Steve Urkel en Teobaldo Power

08/02/2018

Quien esté fuera de la generación millennial recordará, sin dudas, el televisivo personaje de Steve Urkel y su célebre «¿he sido yo?» cada vez que cometía una de sus innumerables y divertidas metidas de patada. Un sucedáneo de Urkel, aún por identificar, apareció para animar el pleno del Parlamento de Canarias, ese edificio de la santacrucera calle de Teobaldo Power donde, sobre el papel, Coalición Canaria y PSOE iban a sellar el acceso al Consejo Rector de RTVC de Carmen Zamora y Marta Cantero.

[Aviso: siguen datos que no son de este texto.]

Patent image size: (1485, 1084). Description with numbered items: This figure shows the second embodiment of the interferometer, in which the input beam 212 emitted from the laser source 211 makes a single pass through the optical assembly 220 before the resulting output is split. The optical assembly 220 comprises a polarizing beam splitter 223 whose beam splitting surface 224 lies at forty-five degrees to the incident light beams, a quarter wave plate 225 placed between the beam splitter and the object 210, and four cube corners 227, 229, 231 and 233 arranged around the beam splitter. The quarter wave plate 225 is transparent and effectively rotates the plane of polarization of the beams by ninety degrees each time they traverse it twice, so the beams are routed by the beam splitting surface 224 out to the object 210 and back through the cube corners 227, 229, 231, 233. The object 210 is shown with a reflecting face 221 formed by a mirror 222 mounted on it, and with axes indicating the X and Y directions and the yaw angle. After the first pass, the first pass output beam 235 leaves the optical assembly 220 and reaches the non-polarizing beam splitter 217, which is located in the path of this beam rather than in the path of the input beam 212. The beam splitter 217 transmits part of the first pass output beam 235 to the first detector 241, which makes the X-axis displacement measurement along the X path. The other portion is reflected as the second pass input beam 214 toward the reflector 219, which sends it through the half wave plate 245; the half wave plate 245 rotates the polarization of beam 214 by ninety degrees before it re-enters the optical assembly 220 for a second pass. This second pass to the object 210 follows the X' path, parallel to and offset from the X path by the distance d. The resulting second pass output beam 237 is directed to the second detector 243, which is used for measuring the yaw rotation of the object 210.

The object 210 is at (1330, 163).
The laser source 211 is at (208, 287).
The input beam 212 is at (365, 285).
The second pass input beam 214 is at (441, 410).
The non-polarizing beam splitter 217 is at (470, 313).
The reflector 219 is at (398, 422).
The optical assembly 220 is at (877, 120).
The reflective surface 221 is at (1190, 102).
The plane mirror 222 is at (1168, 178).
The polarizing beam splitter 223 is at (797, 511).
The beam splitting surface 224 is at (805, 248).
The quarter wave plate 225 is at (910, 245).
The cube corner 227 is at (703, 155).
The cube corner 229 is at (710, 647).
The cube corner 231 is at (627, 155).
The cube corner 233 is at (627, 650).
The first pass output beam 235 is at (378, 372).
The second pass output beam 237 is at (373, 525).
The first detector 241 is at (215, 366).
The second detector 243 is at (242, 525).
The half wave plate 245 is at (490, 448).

El resultado ya está suficientemente explicado en estas páginas, un ridículo visible como un elefante a un metro de distancia, que corona un nuevo despropósito alrededor del ente público. Una torpeza mayúscula, muy propia de Urkel, si hacemos válida la creencia de que se debe a un error humano. Aunque conociendo a los actores en escena, la teoría de la conspiración no va nada desencaminada.

Eran las 14.20 de un pleno consumido por la letanía parlamentaria, en escaños que evidencian el desgaste de una legislatura que encara su recta final, y un escenario que acabó divertido para los curiosos pero impropio para una sede legislativa de esa dimensión pública.

Primero con un recuento, torpe y lento, en el que Román Rodríguez acabó gritándole a la Mesa del Parlamento si necesitaba ayuda para cuadrar los números. Luego, la estupefacción coral de la sala, que daba por hecho que no se producirían ni errores ni deslealtades en el recuento, sabrá Dios qué fue.

Tanto como si se trata de una nueva treta política para salvaguardar la presidencia de Negrín por parte de los nacionalistas, como si se debe a una estocada interna de los socialistas a Ángel Víctor Torres, o es simplemente cierto que alguien metió la pata, la única certidumbre en este juego es que es una aberración política que estas candidaturas acudan a una cuarta votación.